What is Total Blocking Time on Shopify?

Total Blocking Time is the Lighthouse lab metric that measures how long the main thread is blocked by tasks over 50 milliseconds between First Contentful Paint and Time to Interactive. On Shopify, high TBT usually means too much JavaScript is running too early.

Is TBT the same as INP?

No. TBT is a lab metric from Lighthouse, while INP is a real-user Core Web Vitals metric. They are related because both get worse when the browser's main thread is busy and cannot respond quickly.

What is a good Total Blocking Time score?

Lighthouse considers under 200ms good, 200-600ms needing improvement, and over 600ms poor. Shopify mobile tests often exceed this when several apps, page builders, and theme scripts run during load.
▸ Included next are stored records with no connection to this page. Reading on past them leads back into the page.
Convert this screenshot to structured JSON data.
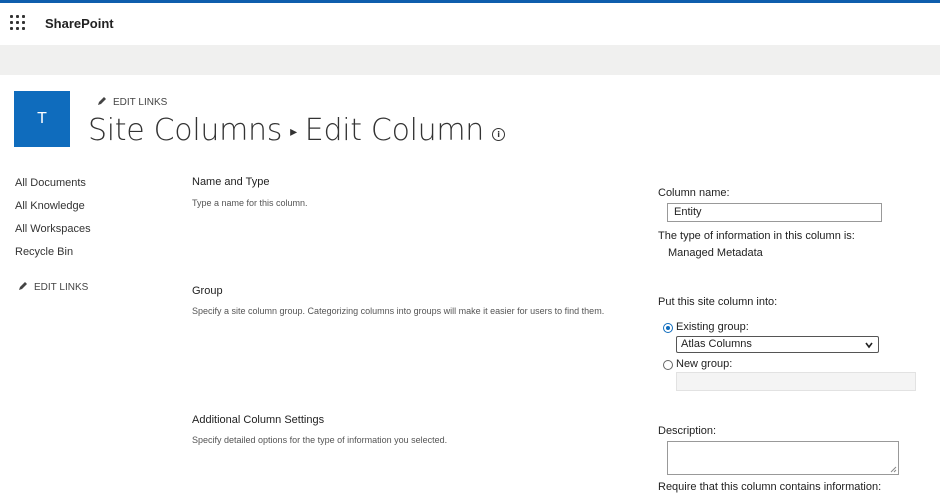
{
  "suite": {
    "app_name": "SharePoint",
    "waffle_icon": "app-launcher-icon"
  },
  "site": {
    "tile_letter": "T",
    "edit_links_label": "EDIT LINKS"
  },
  "page": {
    "breadcrumb_parent": "Site Columns",
    "breadcrumb_separator": "▸",
    "breadcrumb_current": "Edit Column",
    "info_glyph": "i"
  },
  "leftnav": {
    "items": [
      "All Documents",
      "All Knowledge",
      "All Workspaces",
      "Recycle Bin"
    ],
    "edit_links_label": "EDIT LINKS"
  },
  "sections": {
    "name_type": {
      "title": "Name and Type",
      "desc": "Type a name for this column."
    },
    "group": {
      "title": "Group",
      "desc": "Specify a site column group. Categorizing columns into groups will make it easier for users to find them."
    },
    "additional": {
      "title": "Additional Column Settings",
      "desc": "Specify detailed options for the type of information you selected."
    }
  },
  "form": {
    "column_name_label": "Column name:",
    "column_name_value": "Entity",
    "type_label": "The type of information in this column is:",
    "type_value": "Managed Metadata",
    "put_into_label": "Put this site column into:",
    "existing_group_label": "Existing group:",
    "existing_group_selected": "Atlas Columns",
    "new_group_label": "New group:",
    "description_label": "Description:",
    "require_label": "Require that this column contains information:"
  },
  "colors": {
    "accent": "#0f6cbd",
    "top_stripe": "#0f5ead",
    "greybar": "#f0f0ef"
  }
}
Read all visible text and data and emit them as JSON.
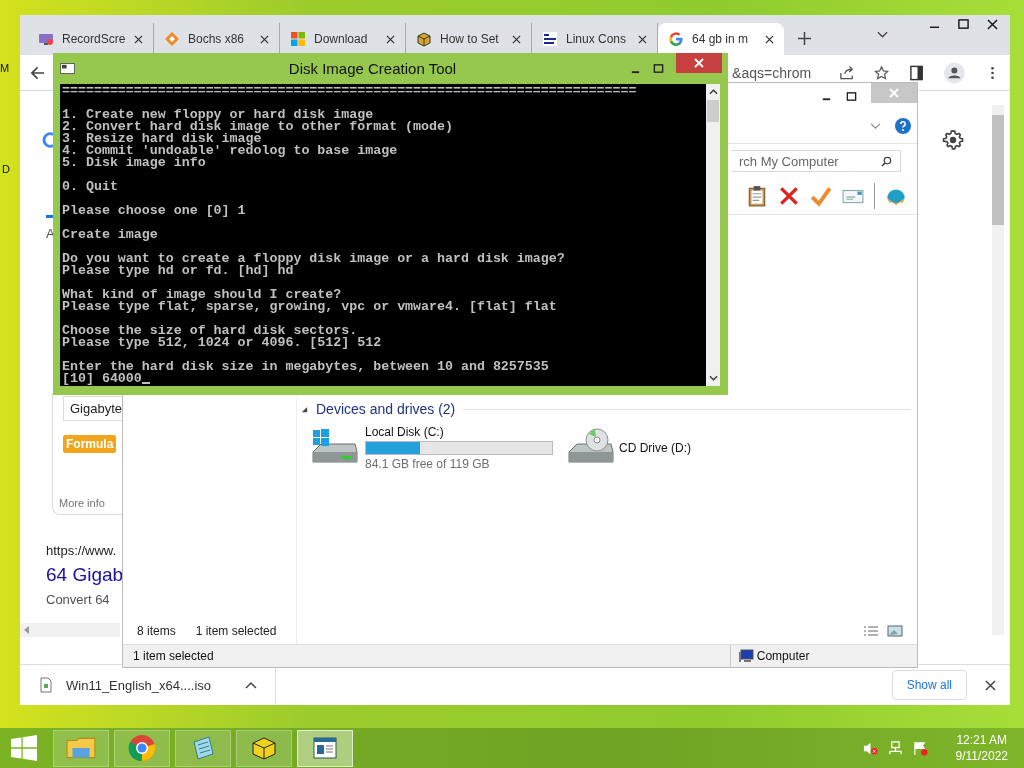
{
  "desktop": {
    "icon_labels": [
      "M",
      "D"
    ]
  },
  "browser": {
    "tabs": [
      {
        "kind": "recorder",
        "title": "RecordScre",
        "selected": false
      },
      {
        "kind": "bochs",
        "title": "Bochs x86",
        "selected": false
      },
      {
        "kind": "windows",
        "title": "Download",
        "selected": false
      },
      {
        "kind": "box",
        "title": "How to Set",
        "selected": false
      },
      {
        "kind": "starman",
        "title": "Linux Cons",
        "selected": false
      },
      {
        "kind": "google",
        "title": "64 gb in m",
        "selected": true
      }
    ],
    "address": "&aqs=chrom",
    "page": {
      "tab_letter": "A",
      "chip": "Gigabyte",
      "badge": "Formula",
      "more": "More info",
      "url": "https://www.",
      "title": "64 Gigab",
      "snippet": "Convert 64"
    },
    "download": {
      "file": "Win11_English_x64....iso",
      "show_all": "Show all"
    }
  },
  "explorer": {
    "search_placeholder": "rch My Computer",
    "group": "Devices and drives (2)",
    "drives": [
      {
        "kind": "disk",
        "name": "Local Disk (C:)",
        "level": 0.29,
        "free": "84.1 GB free of 119 GB"
      },
      {
        "kind": "cd",
        "name": "CD Drive (D:)"
      }
    ],
    "item_count": "8 items",
    "selection": "1 item selected",
    "status": "1 item selected",
    "location": "Computer"
  },
  "console": {
    "title": "Disk Image Creation Tool",
    "paragraphs": [
      [
        "========================================================================"
      ],
      [
        "1. Create new floppy or hard disk image",
        "2. Convert hard disk image to other format (mode)",
        "3. Resize hard disk image",
        "4. Commit 'undoable' redolog to base image",
        "5. Disk image info"
      ],
      [
        "0. Quit"
      ],
      [
        "Please choose one [0] 1"
      ],
      [
        "Create image"
      ],
      [
        "Do you want to create a floppy disk image or a hard disk image?",
        "Please type hd or fd. [hd] hd"
      ],
      [
        "What kind of image should I create?",
        "Please type flat, sparse, growing, vpc or vmware4. [flat] flat"
      ],
      [
        "Choose the size of hard disk sectors.",
        "Please type 512, 1024 or 4096. [512] 512"
      ],
      [
        "Enter the hard disk size in megabytes, between 10 and 8257535",
        "[10] 64000"
      ]
    ]
  },
  "taskbar": {
    "apps": [
      {
        "kind": "folder",
        "selected": false
      },
      {
        "kind": "chrome",
        "selected": false
      },
      {
        "kind": "notepad",
        "selected": false
      },
      {
        "kind": "box",
        "selected": false
      },
      {
        "kind": "window",
        "selected": true
      }
    ],
    "time": "12:21 AM",
    "date": "9/11/2022"
  }
}
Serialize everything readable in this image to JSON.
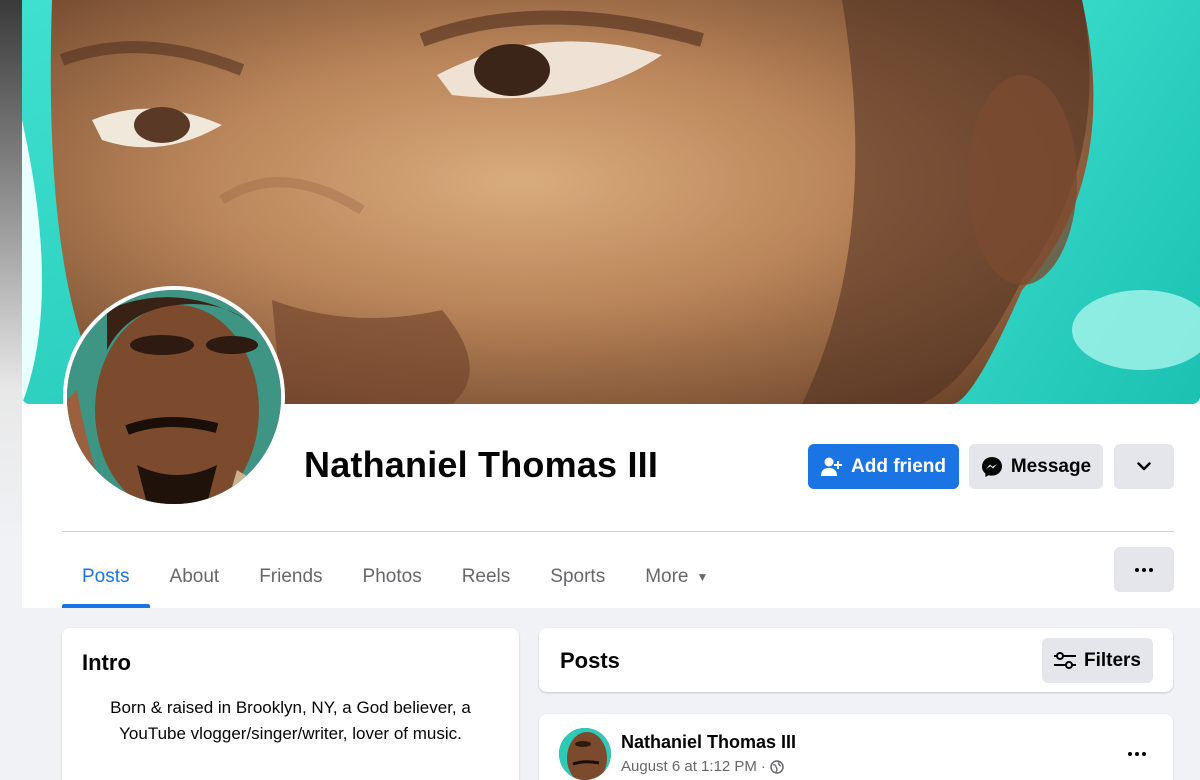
{
  "profile": {
    "name": "Nathaniel Thomas III"
  },
  "actions": {
    "add_friend": "Add friend",
    "message": "Message"
  },
  "tabs": [
    {
      "label": "Posts",
      "active": true
    },
    {
      "label": "About"
    },
    {
      "label": "Friends"
    },
    {
      "label": "Photos"
    },
    {
      "label": "Reels"
    },
    {
      "label": "Sports"
    },
    {
      "label": "More"
    }
  ],
  "intro": {
    "title": "Intro",
    "bio": "Born & raised in Brooklyn, NY, a God believer, a YouTube vlogger/singer/writer, lover of music."
  },
  "posts": {
    "title": "Posts",
    "filters_label": "Filters",
    "items": [
      {
        "author": "Nathaniel Thomas III",
        "time": "August 6 at 1:12 PM",
        "audience_icon": "globe-icon"
      }
    ]
  },
  "colors": {
    "accent": "#1b74e4",
    "secondary_button": "#e4e6eb",
    "background": "#f0f2f5",
    "muted_text": "#65676b"
  }
}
Can Thunder reduce Total Blocking Time automatically?

Yes. Thunder defers non-critical scripts, improves loading order, and reduces the amount of app JavaScript competing for the main thread during initial load. Custom theme code may still need manual cleanup if it creates long tasks.

Which Shopify apps cause high TBT?

Any app can contribute, but common offenders include chat, popups, reviews, subscriptions, bundles, upsells, page builders, personalization, analytics, heatmaps, and tag managers that load on every page.

Should I remove apps to reduce TBT?

Remove low-value apps first, but do not remove revenue-critical apps blindly. Measure each app, defer or conditionally load what you can, and use Thunder to reduce the blocking cost of scripts you still need.